ナイアは腕を組み、少しだけ真剣な色を宿した瞳で皆を見た。
「……本当に、いいんだな?」
その問いかけに、四人は静かに、しかし確かな意志で頷いた。
ミミミも震えずにナナミの隣に立ち、決意を宿した瞳を向けている。
「じゃあ先に言っておく。黒服たちの狙いは兵器のデータだ。あいつらはリラリを破壊してデータを取り出そうとしている。つまり、この設計図の内容を知らないってことだ」
ナイアはモニターに映し出された複雑な回路図を指差し、軽く息を吐いた。
「今後戦うなかで、この兵器のデータを狙ってセンドもミミミもリラリも狙われることになる。

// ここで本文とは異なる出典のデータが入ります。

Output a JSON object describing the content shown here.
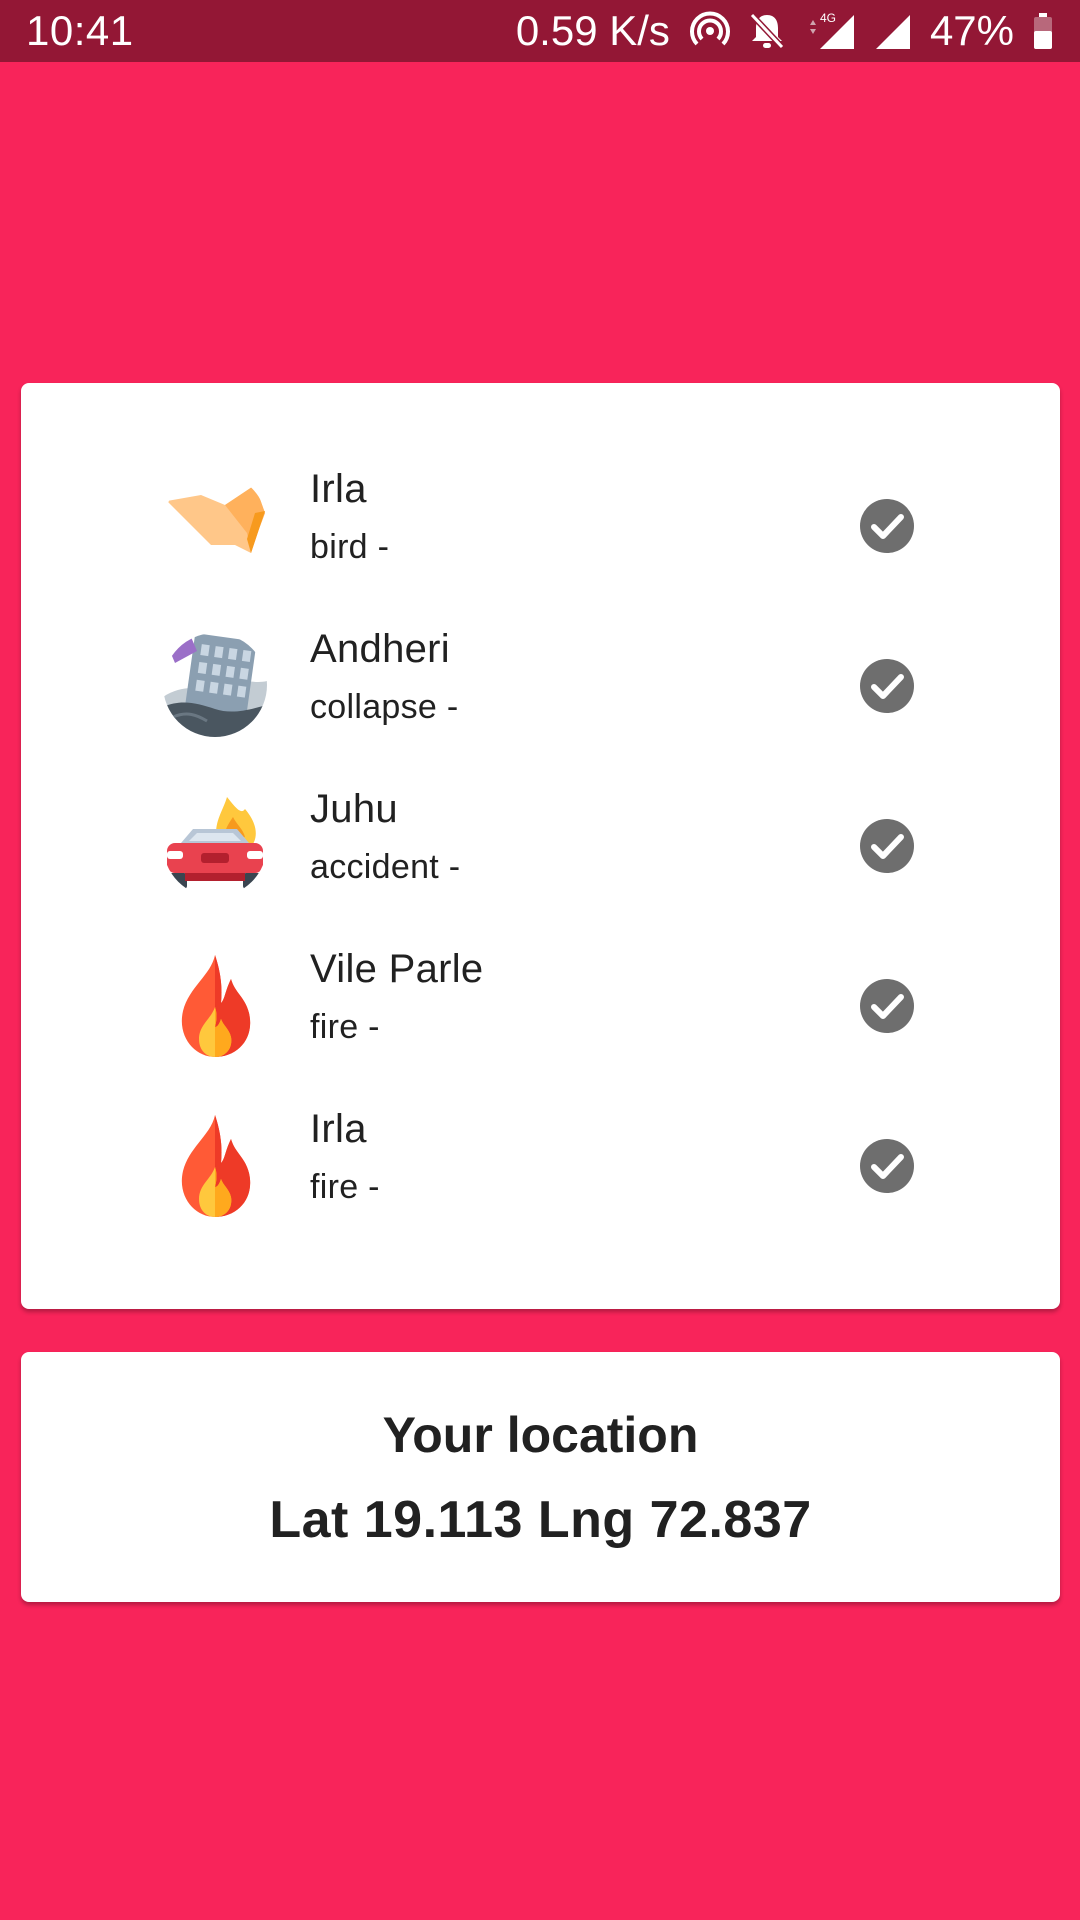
{
  "status_bar": {
    "time": "10:41",
    "net_speed": "0.59 K/s",
    "battery": "47%",
    "network_type": "4G",
    "icons": [
      "hotspot-icon",
      "bell-off-icon",
      "signal-icon",
      "signal-icon",
      "battery-icon"
    ]
  },
  "incidents": [
    {
      "place": "Irla",
      "type": "bird -",
      "icon": "bird-icon",
      "checked": true
    },
    {
      "place": "Andheri",
      "type": "collapse -",
      "icon": "building-collapse-icon",
      "checked": true
    },
    {
      "place": "Juhu",
      "type": "accident -",
      "icon": "car-accident-icon",
      "checked": true
    },
    {
      "place": "Vile Parle",
      "type": "fire -",
      "icon": "fire-icon",
      "checked": true
    },
    {
      "place": "Irla",
      "type": "fire -",
      "icon": "fire-icon",
      "checked": true
    }
  ],
  "location": {
    "title": "Your location",
    "coords": "Lat 19.113 Lng 72.837"
  },
  "colors": {
    "background": "#F8245A",
    "status_bar": "#931735",
    "check": "#6E6E6E"
  }
}
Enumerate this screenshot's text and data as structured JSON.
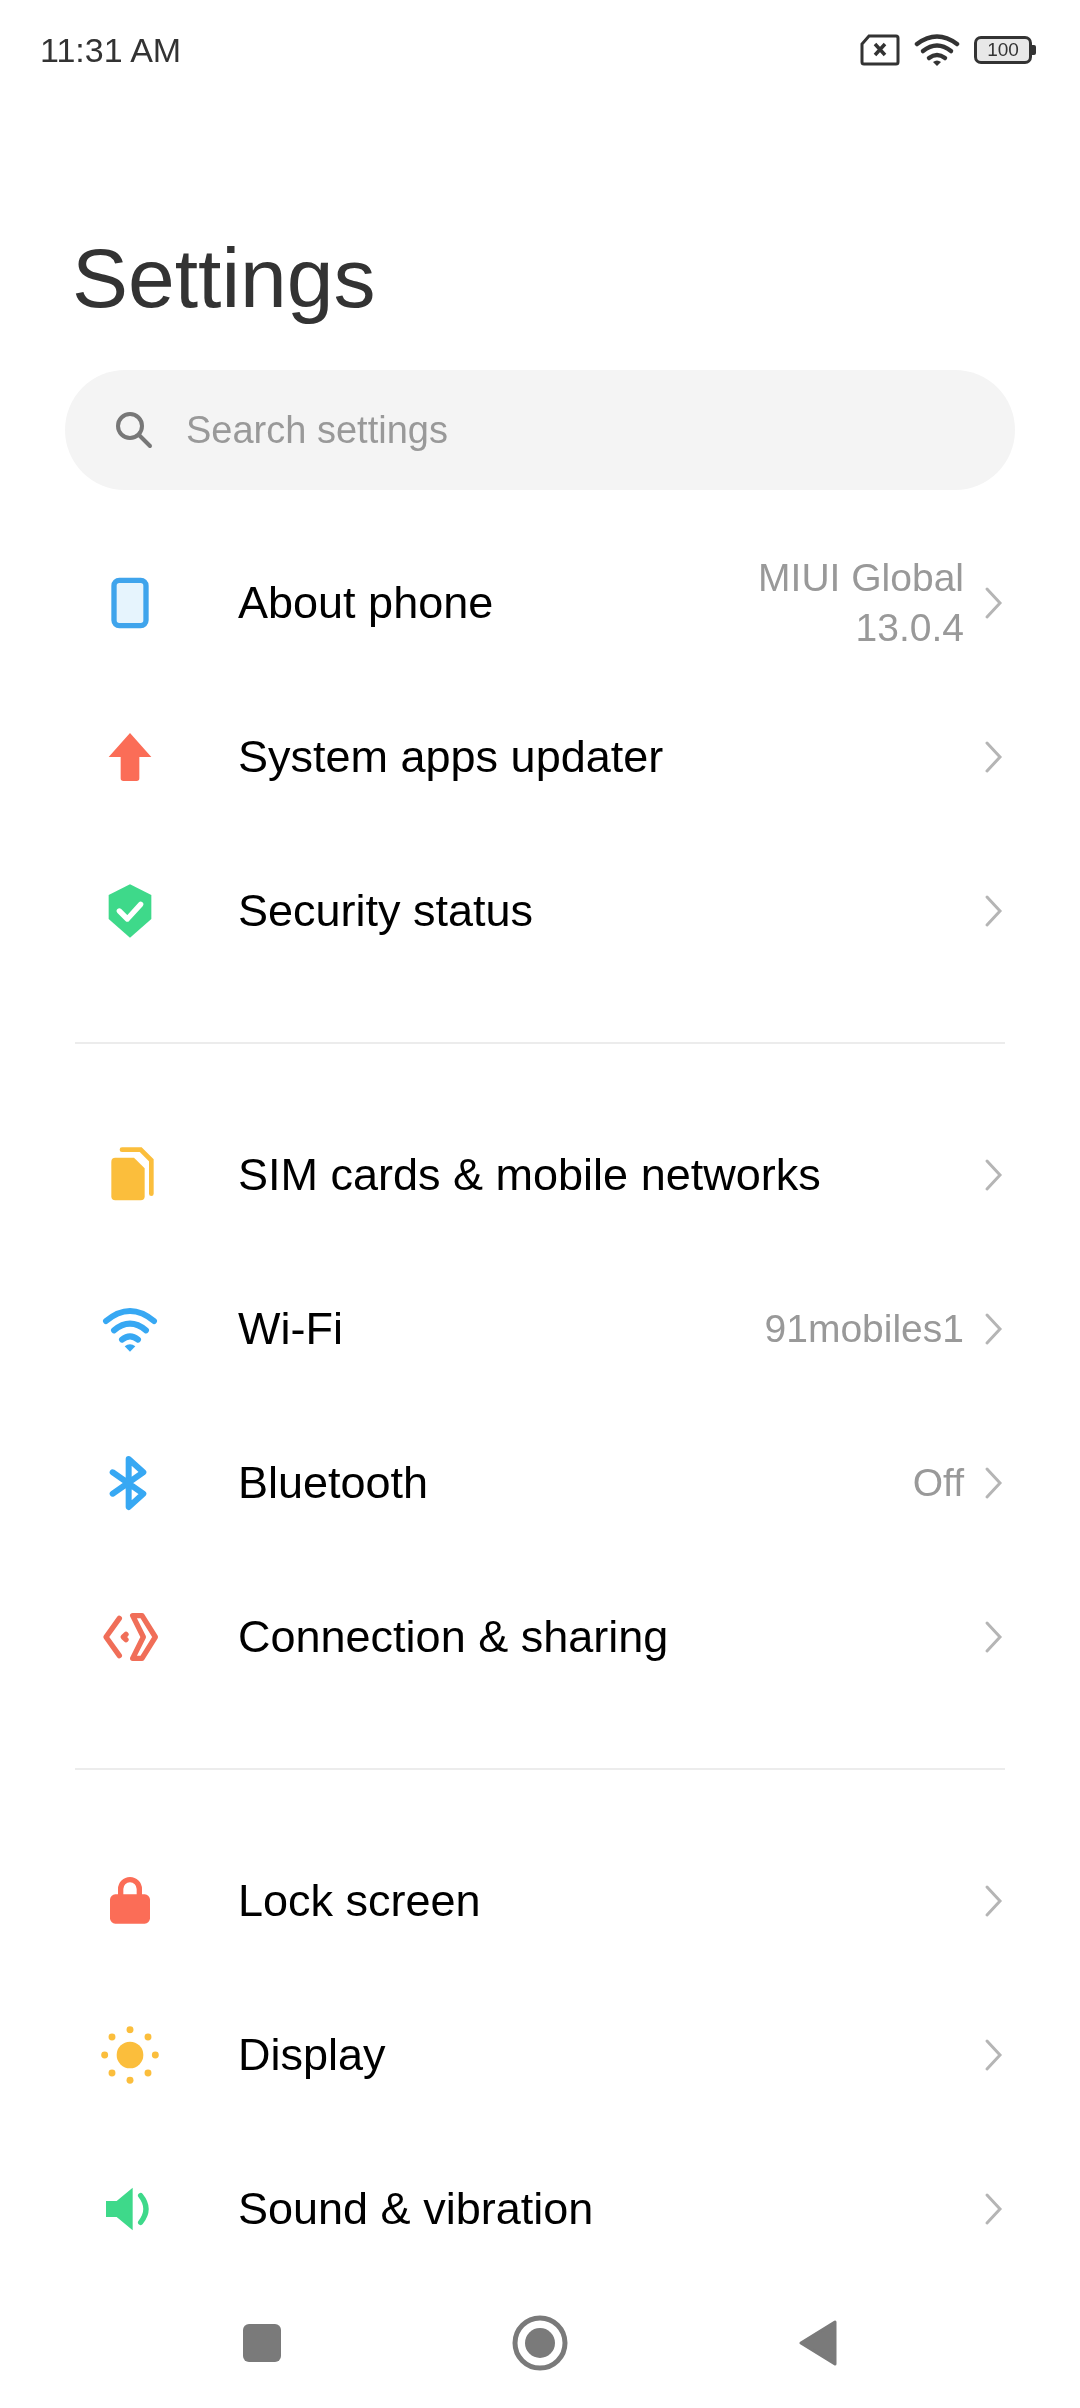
{
  "status_bar": {
    "time": "11:31 AM",
    "battery": "100"
  },
  "title": "Settings",
  "search": {
    "placeholder": "Search settings"
  },
  "sections": [
    {
      "items": [
        {
          "label": "About phone",
          "value": "MIUI Global 13.0.4"
        },
        {
          "label": "System apps updater"
        },
        {
          "label": "Security status"
        }
      ]
    },
    {
      "items": [
        {
          "label": "SIM cards & mobile networks"
        },
        {
          "label": "Wi-Fi",
          "value": "91mobiles1"
        },
        {
          "label": "Bluetooth",
          "value": "Off"
        },
        {
          "label": "Connection & sharing"
        }
      ]
    },
    {
      "items": [
        {
          "label": "Lock screen"
        },
        {
          "label": "Display"
        },
        {
          "label": "Sound & vibration"
        }
      ]
    }
  ]
}
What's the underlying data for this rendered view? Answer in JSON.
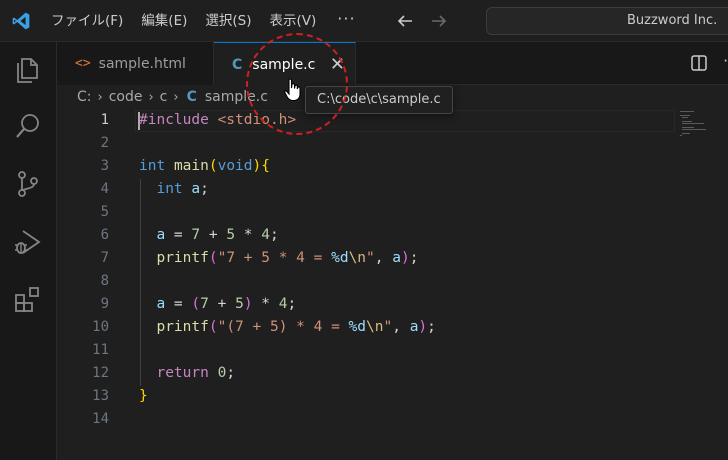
{
  "titlebar": {
    "menus": [
      "ファイル(F)",
      "編集(E)",
      "選択(S)",
      "表示(V)"
    ],
    "more": "···",
    "search_text": "Buzzword Inc."
  },
  "activitybar": {
    "icons": [
      "explorer-icon",
      "search-icon",
      "source-control-icon",
      "run-debug-icon",
      "extensions-icon"
    ]
  },
  "tabs": [
    {
      "label": "sample.html",
      "glyph": "<>",
      "active": false
    },
    {
      "label": "sample.c",
      "glyph": "C",
      "active": true
    }
  ],
  "breadcrumb": {
    "items": [
      "C:",
      "code",
      "c",
      "sample.c"
    ],
    "file_glyph": "C"
  },
  "tooltip": {
    "text": "C:\\code\\c\\sample.c"
  },
  "editor": {
    "active_line": 1,
    "line_numbers": [
      "1",
      "2",
      "3",
      "4",
      "5",
      "6",
      "7",
      "8",
      "9",
      "10",
      "11",
      "12",
      "13",
      "14"
    ],
    "lines": [
      [
        {
          "t": "#include ",
          "c": "kw-dir"
        },
        {
          "t": "<stdio.h>",
          "c": "str"
        }
      ],
      [],
      [
        {
          "t": "int",
          "c": "type"
        },
        {
          "t": " ",
          "c": "plain"
        },
        {
          "t": "main",
          "c": "fn"
        },
        {
          "t": "(",
          "c": "br1"
        },
        {
          "t": "void",
          "c": "type"
        },
        {
          "t": ")",
          "c": "br1"
        },
        {
          "t": "{",
          "c": "br1"
        }
      ],
      [
        {
          "t": "  ",
          "c": "plain"
        },
        {
          "t": "int",
          "c": "type"
        },
        {
          "t": " ",
          "c": "plain"
        },
        {
          "t": "a",
          "c": "var"
        },
        {
          "t": ";",
          "c": "plain"
        }
      ],
      [],
      [
        {
          "t": "  ",
          "c": "plain"
        },
        {
          "t": "a",
          "c": "var"
        },
        {
          "t": " = ",
          "c": "op"
        },
        {
          "t": "7",
          "c": "num"
        },
        {
          "t": " + ",
          "c": "op"
        },
        {
          "t": "5",
          "c": "num"
        },
        {
          "t": " * ",
          "c": "op"
        },
        {
          "t": "4",
          "c": "num"
        },
        {
          "t": ";",
          "c": "plain"
        }
      ],
      [
        {
          "t": "  ",
          "c": "plain"
        },
        {
          "t": "printf",
          "c": "fn"
        },
        {
          "t": "(",
          "c": "br2"
        },
        {
          "t": "\"7 + 5 * 4 = ",
          "c": "str"
        },
        {
          "t": "%d",
          "c": "fmt"
        },
        {
          "t": "\\n",
          "c": "esc"
        },
        {
          "t": "\"",
          "c": "str"
        },
        {
          "t": ", ",
          "c": "plain"
        },
        {
          "t": "a",
          "c": "var"
        },
        {
          "t": ")",
          "c": "br2"
        },
        {
          "t": ";",
          "c": "plain"
        }
      ],
      [],
      [
        {
          "t": "  ",
          "c": "plain"
        },
        {
          "t": "a",
          "c": "var"
        },
        {
          "t": " = ",
          "c": "op"
        },
        {
          "t": "(",
          "c": "br2"
        },
        {
          "t": "7",
          "c": "num"
        },
        {
          "t": " + ",
          "c": "op"
        },
        {
          "t": "5",
          "c": "num"
        },
        {
          "t": ")",
          "c": "br2"
        },
        {
          "t": " * ",
          "c": "op"
        },
        {
          "t": "4",
          "c": "num"
        },
        {
          "t": ";",
          "c": "plain"
        }
      ],
      [
        {
          "t": "  ",
          "c": "plain"
        },
        {
          "t": "printf",
          "c": "fn"
        },
        {
          "t": "(",
          "c": "br2"
        },
        {
          "t": "\"(7 + 5) * 4 = ",
          "c": "str"
        },
        {
          "t": "%d",
          "c": "fmt"
        },
        {
          "t": "\\n",
          "c": "esc"
        },
        {
          "t": "\"",
          "c": "str"
        },
        {
          "t": ", ",
          "c": "plain"
        },
        {
          "t": "a",
          "c": "var"
        },
        {
          "t": ")",
          "c": "br2"
        },
        {
          "t": ";",
          "c": "plain"
        }
      ],
      [],
      [
        {
          "t": "  ",
          "c": "plain"
        },
        {
          "t": "return",
          "c": "ctrl"
        },
        {
          "t": " ",
          "c": "plain"
        },
        {
          "t": "0",
          "c": "num"
        },
        {
          "t": ";",
          "c": "plain"
        }
      ],
      [
        {
          "t": "}",
          "c": "br1"
        }
      ],
      []
    ]
  },
  "colors": {
    "accent": "#0078d4",
    "annotation": "#d02020"
  }
}
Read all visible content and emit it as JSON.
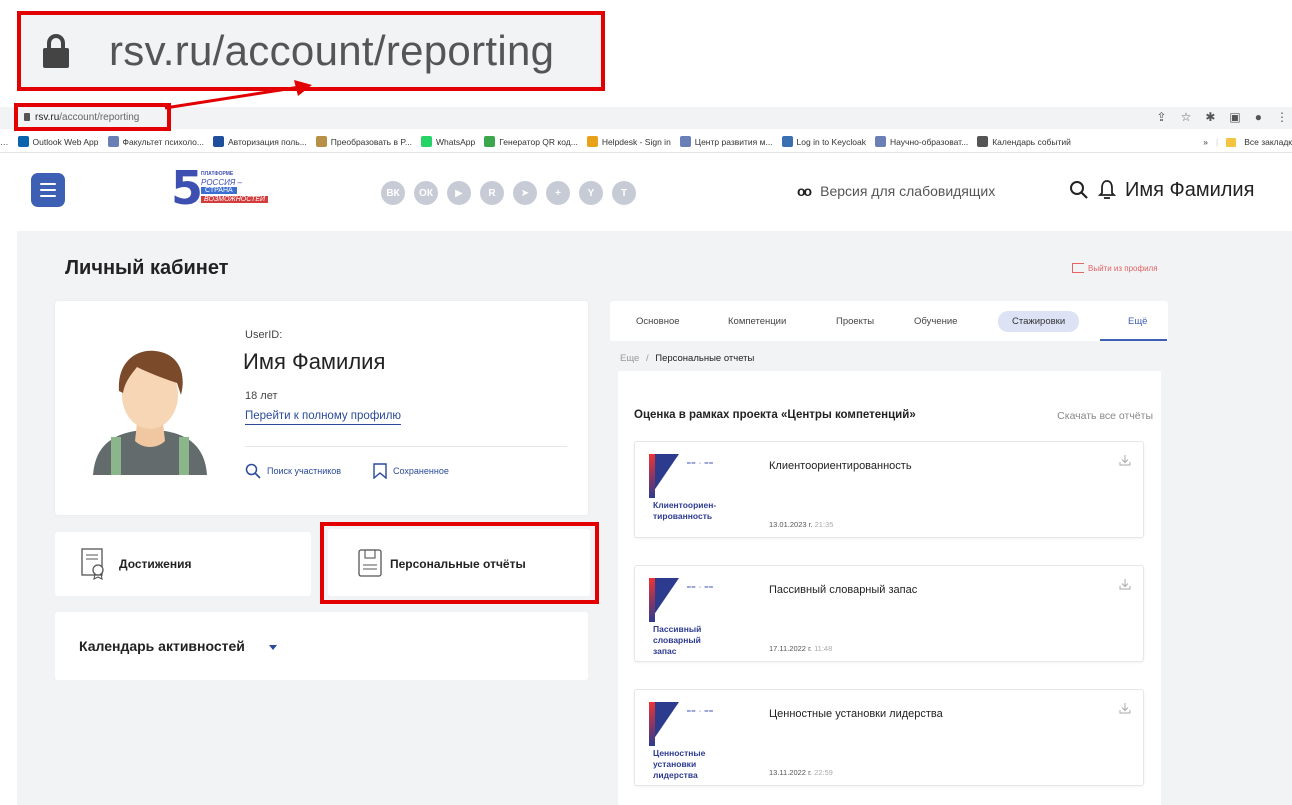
{
  "zoom_callout": {
    "url": "rsv.ru/account/reporting"
  },
  "browser": {
    "address": {
      "host": "rsv.ru",
      "path": "/account/reporting"
    },
    "bookmarks": [
      {
        "label": "…",
        "icon": "ellipsis-icon",
        "color": "#ffffff"
      },
      {
        "label": "Outlook Web App",
        "icon": "outlook-icon",
        "color": "#0a64ad"
      },
      {
        "label": "Факультет психоло...",
        "icon": "university-icon",
        "color": "#6a7fb5"
      },
      {
        "label": "Авторизация поль...",
        "icon": "m-icon",
        "color": "#1f4e9c"
      },
      {
        "label": "Преобразовать в P...",
        "icon": "pdf-icon",
        "color": "#b78f46"
      },
      {
        "label": "WhatsApp",
        "icon": "whatsapp-icon",
        "color": "#25d366"
      },
      {
        "label": "Генератор QR код...",
        "icon": "qr-icon",
        "color": "#3aa74c"
      },
      {
        "label": "Helpdesk - Sign in",
        "icon": "helpdesk-icon",
        "color": "#e8a21a"
      },
      {
        "label": "Центр развития м...",
        "icon": "university-icon",
        "color": "#6a7fb5"
      },
      {
        "label": "Log in to Keycloak",
        "icon": "keycloak-icon",
        "color": "#3a6fb0"
      },
      {
        "label": "Научно-образоват...",
        "icon": "university-icon",
        "color": "#6a7fb5"
      },
      {
        "label": "Календарь событий",
        "icon": "globe-icon",
        "color": "#555555"
      }
    ],
    "bookmarks_overflow": "»",
    "all_bookmarks": "Все закладк"
  },
  "header": {
    "socials": [
      "vk",
      "ok",
      "yt",
      "rt",
      "tg",
      "plus",
      "y",
      "t"
    ],
    "socials_glyphs": [
      "ВК",
      "ОК",
      "▶",
      "R",
      "➤",
      "+",
      "Y",
      "T"
    ],
    "vision_icon": "ᴏᴏ",
    "vision_label": "Версия для слабовидящих",
    "user_name": "Имя Фамилия",
    "logo": {
      "num": "5",
      "l1": "ПЛАТФОРМЕ",
      "l2": "РОССИЯ –",
      "l3": "СТРАНА",
      "l4": "ВОЗМОЖНОСТЕЙ"
    }
  },
  "page": {
    "title": "Личный кабинет",
    "logout": "Выйти из профиля"
  },
  "profile": {
    "userid_label": "UserID:",
    "name": "Имя Фамилия",
    "age": "18 лет",
    "full_profile_link": "Перейти к полному профилю",
    "search_label": "Поиск участников",
    "saved_label": "Сохраненное"
  },
  "tiles": {
    "achievements": "Достижения",
    "personal_reports": "Персональные отчёты",
    "calendar": "Календарь активностей"
  },
  "tabs": [
    {
      "label": "Основное"
    },
    {
      "label": "Компетенции"
    },
    {
      "label": "Проекты"
    },
    {
      "label": "Обучение"
    },
    {
      "label": "Стажировки"
    },
    {
      "label": "Ещё"
    }
  ],
  "breadcrumbs": {
    "parent": "Еще",
    "sep": "/",
    "current": "Персональные отчеты"
  },
  "reports_section": {
    "title": "Оценка в рамках проекта «Центры компетенций»",
    "download_all": "Скачать все отчёты",
    "thumb_logo": "━━  ◦ ━━",
    "items": [
      {
        "title": "Клиентоориентированность",
        "thumb": "Клиентоориен-\nтированность",
        "date": "13.01.2023 г.",
        "time": "21:35"
      },
      {
        "title": "Пассивный словарный запас",
        "thumb": "Пассивный\nсловарный\nзапас",
        "date": "17.11.2022 г.",
        "time": "11:48"
      },
      {
        "title": "Ценностные установки лидерства",
        "thumb": "Ценностные\nустановки\nлидерства",
        "date": "13.11.2022 г.",
        "time": "22:59"
      }
    ]
  },
  "colors": {
    "accent": "#3d5fb4",
    "highlight": "#e30000",
    "logout": "#e46363"
  }
}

まぁ……一蓮托生だ」
そう言ってナイアはにやりと笑った。
「だから勝とう! このデータが俺たちの武器であり、最大の弱点だ!」
その瞬間、場が固まった。
ハイネとナナミ、リラリとミミミ、そしてセンドまでもが同時にずっこけるようにため息をついた。
「弱点なのかよ!」
「だって! 盗られたら俺たち人間側も狙われるもん!」
「ナイア様はわたくしが守りますが、他の方は防御兵装は貧相ですからね」
「失礼な奴だな!? 俺だって一応、訓練すれば!」
思わず笑いがこぼれる。
緊張の中にも、不思議な一体感が生まれていた。
そして一行は学園の校長室へと向かう。
ナイアが扉をノックすると、校長は穏やかな笑みで彼らを迎え入れた。
「来たか……。君たちの決意、しかと受け取った」
校長は引き出しから三枚のカードを取り出し、彼らに手渡す。
「これは代理戦争参加者のみが使える、訓練場と寮のパスキーだ。ここなら誰にも狙われることはない。……ナイアくん、ハイネくん、ナナミさん、そしてそのパートナー達よ。健闘を祈る」
カードを握りしめた瞬間、胸の奥で何かが燃え上がるような感覚を覚えた。
リラリとミミミもその光を感じたように、胸の心臓を押さえて微かに微笑む。
こうして六人は、学園の裏側――代理戦争参加者が集う特別な訓練場へと足を踏み入れた。
未来を変える戦いの始まりを前に、彼らの足取りは迷いなく進んでいった。